Auf dem Weg nach Fuseta passierten sie eine Schule und ausgedörrte Äcker, denen die Mittagshitze weiter zusetzte, und überquerten schließlich eine Bahnlinie, um die Rua General Humberto Delgado hinabzufahren. Zwischen weißen, maximal zweigeschossigen Häusern und gepflasterten Bürgersteigen erhob sich nach einer weiten grünen Fläche, der Ria Formosa, ein kräftiges Blau. Der Atlantik.
Für einen kurzen, angenehmen Moment ließ Leander Lost dieses Bild in sich fluten.

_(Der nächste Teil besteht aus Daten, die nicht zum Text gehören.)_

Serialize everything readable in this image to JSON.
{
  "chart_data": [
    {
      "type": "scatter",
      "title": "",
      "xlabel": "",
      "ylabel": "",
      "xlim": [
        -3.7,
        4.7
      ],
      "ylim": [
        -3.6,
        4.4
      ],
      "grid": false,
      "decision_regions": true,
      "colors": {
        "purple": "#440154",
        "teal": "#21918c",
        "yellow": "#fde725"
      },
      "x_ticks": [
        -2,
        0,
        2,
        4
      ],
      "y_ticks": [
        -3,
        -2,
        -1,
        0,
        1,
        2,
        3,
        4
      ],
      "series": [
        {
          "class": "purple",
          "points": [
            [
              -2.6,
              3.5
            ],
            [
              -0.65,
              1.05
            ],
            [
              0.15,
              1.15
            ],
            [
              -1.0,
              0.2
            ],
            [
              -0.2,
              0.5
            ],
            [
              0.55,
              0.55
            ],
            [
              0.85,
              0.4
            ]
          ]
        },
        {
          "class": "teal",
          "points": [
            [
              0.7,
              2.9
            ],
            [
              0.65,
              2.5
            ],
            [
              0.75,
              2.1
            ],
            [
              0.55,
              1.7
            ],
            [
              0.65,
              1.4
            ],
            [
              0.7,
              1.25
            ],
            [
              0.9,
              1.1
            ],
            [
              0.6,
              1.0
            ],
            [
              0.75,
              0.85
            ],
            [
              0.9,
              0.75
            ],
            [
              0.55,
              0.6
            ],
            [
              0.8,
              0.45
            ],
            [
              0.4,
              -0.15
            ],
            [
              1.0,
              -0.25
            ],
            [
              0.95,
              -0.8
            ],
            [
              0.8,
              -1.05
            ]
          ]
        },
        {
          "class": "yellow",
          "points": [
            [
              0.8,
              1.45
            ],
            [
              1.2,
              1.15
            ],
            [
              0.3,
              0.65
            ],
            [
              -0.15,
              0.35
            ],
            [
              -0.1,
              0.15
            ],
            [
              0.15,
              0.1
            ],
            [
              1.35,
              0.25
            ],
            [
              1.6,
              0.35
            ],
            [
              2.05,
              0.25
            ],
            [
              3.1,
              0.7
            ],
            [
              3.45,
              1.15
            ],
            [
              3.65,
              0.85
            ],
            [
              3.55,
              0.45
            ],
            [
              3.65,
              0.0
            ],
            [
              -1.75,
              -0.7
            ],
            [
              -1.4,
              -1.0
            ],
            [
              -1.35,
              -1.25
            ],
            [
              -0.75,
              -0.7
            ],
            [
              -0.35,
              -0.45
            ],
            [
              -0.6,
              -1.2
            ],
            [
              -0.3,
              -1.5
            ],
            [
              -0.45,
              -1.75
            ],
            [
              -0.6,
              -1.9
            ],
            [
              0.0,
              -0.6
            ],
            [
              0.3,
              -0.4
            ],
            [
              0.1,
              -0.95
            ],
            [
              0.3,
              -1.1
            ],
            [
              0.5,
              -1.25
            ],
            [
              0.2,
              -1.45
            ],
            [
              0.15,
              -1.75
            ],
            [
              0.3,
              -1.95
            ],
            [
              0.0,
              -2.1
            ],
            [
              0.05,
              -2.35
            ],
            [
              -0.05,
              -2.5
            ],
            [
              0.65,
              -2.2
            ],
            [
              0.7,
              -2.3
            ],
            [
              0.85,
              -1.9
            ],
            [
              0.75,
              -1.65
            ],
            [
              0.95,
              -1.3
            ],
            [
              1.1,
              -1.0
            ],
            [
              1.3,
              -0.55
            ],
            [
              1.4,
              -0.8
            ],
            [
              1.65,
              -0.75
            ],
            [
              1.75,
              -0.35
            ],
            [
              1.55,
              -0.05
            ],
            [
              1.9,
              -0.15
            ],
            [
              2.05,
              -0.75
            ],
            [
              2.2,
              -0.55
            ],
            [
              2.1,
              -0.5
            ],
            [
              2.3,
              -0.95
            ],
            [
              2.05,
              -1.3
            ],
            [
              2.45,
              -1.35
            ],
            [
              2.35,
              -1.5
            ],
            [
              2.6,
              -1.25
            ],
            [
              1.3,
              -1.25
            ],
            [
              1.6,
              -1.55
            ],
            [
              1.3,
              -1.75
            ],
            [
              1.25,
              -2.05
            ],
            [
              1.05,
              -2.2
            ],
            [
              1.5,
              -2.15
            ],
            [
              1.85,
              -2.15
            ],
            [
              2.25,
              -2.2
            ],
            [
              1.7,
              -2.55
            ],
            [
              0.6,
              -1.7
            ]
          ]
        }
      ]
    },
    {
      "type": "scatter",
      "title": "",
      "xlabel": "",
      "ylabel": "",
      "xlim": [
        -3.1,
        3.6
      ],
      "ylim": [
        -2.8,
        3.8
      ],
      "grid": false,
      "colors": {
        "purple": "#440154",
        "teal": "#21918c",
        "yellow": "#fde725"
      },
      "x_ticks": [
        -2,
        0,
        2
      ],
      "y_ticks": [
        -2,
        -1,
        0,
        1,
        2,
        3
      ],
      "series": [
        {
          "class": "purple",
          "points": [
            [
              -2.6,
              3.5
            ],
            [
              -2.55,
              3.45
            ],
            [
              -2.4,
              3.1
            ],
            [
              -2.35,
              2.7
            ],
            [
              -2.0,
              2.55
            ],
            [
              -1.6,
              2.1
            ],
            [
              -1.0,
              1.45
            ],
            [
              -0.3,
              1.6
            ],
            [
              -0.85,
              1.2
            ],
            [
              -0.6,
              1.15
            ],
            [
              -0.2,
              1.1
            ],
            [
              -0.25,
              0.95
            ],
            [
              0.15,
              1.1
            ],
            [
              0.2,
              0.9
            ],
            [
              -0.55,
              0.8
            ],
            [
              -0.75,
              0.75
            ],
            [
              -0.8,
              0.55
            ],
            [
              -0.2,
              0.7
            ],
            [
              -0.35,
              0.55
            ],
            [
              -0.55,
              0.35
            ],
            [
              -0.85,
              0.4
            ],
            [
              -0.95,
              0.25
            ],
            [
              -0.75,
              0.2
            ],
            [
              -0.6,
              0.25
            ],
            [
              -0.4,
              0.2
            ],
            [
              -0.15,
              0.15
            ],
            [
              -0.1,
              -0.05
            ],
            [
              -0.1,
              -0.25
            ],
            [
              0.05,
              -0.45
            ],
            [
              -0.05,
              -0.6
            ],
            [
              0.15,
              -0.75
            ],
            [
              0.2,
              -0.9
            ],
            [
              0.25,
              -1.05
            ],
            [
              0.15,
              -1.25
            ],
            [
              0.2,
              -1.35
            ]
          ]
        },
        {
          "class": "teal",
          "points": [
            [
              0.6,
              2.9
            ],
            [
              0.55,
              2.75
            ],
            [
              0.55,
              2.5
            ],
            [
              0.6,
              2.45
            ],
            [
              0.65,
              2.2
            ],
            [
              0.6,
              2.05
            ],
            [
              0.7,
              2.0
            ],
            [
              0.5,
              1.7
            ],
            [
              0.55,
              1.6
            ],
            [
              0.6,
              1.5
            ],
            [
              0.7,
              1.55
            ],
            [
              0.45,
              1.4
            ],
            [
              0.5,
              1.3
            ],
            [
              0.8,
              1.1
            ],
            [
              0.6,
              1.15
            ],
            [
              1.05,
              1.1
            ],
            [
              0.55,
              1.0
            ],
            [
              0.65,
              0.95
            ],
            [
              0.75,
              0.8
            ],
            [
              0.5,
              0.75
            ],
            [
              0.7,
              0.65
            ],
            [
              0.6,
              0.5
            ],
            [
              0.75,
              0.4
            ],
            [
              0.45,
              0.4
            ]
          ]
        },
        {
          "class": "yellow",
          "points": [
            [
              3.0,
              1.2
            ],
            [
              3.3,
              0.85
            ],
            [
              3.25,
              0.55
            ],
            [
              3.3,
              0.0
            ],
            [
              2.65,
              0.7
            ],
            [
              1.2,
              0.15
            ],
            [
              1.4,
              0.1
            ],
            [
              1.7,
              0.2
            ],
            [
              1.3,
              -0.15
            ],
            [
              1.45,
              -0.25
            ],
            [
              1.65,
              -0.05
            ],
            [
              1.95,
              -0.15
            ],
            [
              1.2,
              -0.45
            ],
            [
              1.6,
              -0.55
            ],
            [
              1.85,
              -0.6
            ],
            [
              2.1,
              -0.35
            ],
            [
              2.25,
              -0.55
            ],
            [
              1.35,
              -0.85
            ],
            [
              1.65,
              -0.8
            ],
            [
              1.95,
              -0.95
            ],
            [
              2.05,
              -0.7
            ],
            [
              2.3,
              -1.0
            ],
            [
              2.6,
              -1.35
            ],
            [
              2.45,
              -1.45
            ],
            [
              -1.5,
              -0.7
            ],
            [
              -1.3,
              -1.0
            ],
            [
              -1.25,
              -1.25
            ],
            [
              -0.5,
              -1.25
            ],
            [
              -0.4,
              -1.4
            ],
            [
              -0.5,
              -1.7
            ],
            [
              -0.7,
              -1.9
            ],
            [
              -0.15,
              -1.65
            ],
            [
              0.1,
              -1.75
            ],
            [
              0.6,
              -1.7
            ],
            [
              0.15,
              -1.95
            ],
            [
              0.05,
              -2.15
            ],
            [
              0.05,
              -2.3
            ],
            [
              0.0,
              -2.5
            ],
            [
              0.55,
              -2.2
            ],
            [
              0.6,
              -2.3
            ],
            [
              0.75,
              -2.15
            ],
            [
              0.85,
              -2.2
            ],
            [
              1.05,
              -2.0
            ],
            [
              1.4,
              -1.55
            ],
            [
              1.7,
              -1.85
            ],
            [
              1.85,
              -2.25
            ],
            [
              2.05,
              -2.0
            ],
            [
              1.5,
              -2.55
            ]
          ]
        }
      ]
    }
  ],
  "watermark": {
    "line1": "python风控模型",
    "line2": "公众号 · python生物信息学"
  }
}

Denn dann versperrten zwei Autos den Weg, deren Fahrerinnen in aller Seelenruhe miteinander sprachen, und zwangen Graciana Rosado in die Altstadt Fusetas. Die enge Straße führte steil und gerade hinab, die weißen oder blau und braun gefliesten Häuserfassaden rückten von beiden Seiten so nah heran, dass die Gehwege auf die Breite eines Passanten zusammenschmolzen.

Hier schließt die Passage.